We lacked a bit of everything but above all our confidence, which is the most important thing.
Zidane extracted the maximum from an ageing squad that he was promised would be refreshed but, two years on, still feels all too familiar.
Like Barcelona, Madrid has found the financial implications of the pandemic made swift or serious change impossible.
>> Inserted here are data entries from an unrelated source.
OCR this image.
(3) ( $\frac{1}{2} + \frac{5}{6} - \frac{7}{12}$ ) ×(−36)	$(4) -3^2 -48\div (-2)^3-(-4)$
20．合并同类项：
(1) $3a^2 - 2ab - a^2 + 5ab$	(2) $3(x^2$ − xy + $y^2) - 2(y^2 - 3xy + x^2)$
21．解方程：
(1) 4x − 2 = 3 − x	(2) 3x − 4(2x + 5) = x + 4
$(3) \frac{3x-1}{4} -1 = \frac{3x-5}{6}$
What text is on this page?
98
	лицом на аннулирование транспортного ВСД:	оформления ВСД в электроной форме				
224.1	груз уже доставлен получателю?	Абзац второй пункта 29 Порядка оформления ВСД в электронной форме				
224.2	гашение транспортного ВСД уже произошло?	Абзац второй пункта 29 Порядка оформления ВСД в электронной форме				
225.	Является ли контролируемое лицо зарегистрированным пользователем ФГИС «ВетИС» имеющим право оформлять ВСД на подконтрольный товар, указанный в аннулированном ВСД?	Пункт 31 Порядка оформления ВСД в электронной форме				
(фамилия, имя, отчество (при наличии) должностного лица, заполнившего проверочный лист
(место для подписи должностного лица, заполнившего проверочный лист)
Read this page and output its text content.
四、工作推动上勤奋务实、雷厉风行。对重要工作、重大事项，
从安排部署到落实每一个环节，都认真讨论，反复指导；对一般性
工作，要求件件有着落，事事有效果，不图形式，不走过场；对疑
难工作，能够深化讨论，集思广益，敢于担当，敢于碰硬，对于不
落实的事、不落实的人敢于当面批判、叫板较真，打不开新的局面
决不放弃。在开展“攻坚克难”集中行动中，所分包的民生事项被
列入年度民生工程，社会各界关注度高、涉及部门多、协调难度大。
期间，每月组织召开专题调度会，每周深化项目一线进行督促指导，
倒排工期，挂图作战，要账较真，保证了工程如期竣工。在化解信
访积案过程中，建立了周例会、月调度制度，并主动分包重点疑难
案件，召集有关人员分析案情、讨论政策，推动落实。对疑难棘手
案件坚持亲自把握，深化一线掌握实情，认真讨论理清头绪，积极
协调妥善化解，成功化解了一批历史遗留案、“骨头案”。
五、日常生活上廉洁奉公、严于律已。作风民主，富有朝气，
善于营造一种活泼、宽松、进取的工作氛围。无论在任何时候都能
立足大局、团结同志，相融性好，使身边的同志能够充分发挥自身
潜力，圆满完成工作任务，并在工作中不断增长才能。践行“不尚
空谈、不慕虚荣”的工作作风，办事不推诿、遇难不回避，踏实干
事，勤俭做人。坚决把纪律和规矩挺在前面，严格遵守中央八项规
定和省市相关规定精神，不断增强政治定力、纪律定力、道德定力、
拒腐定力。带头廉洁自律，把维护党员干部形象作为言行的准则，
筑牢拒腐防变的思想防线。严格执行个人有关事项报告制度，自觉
The transfer window was largely a cost-reducing exercise for Spain’s leading clubs and their quality has certainly stagnated, as Atletico Madrid demonstrated on Wednesday in its 4-0 humbling at the hands of Bayern Munich.
It means it might not be a vintage Clasico this weekend but for Madrid it has become more important now, and for Zidane too.
Two defeats in a week is one thing but three, the last of them against Barcelona, would alter the dynamic.
“I’m the coach, I have to find the solution, I didn’t find it today and it was difficult for my players,” said Zidane on Wednesday night.
Zidane has credit in the bank but he will also know this run cannot continue, especially with Champions League games coming thick and fast over the next few weeks.
The demanding schedule appeals to Zidane’s inclinations to rotate but he may have learned this week that his squad has its limitations.
Ferland Mendy has proven himself a significantly more reliable option at left-back than Marcelo. Casemiro is the only suitable defensive midfielder. Luka Jovic is not able to cover for Karim Benzema.
Sergio Ramos should return as well against Barcelona, after being left out of the loss to Shakhtar with a knee injury. Madrid has lost seven out of its last eight Champions League games without him.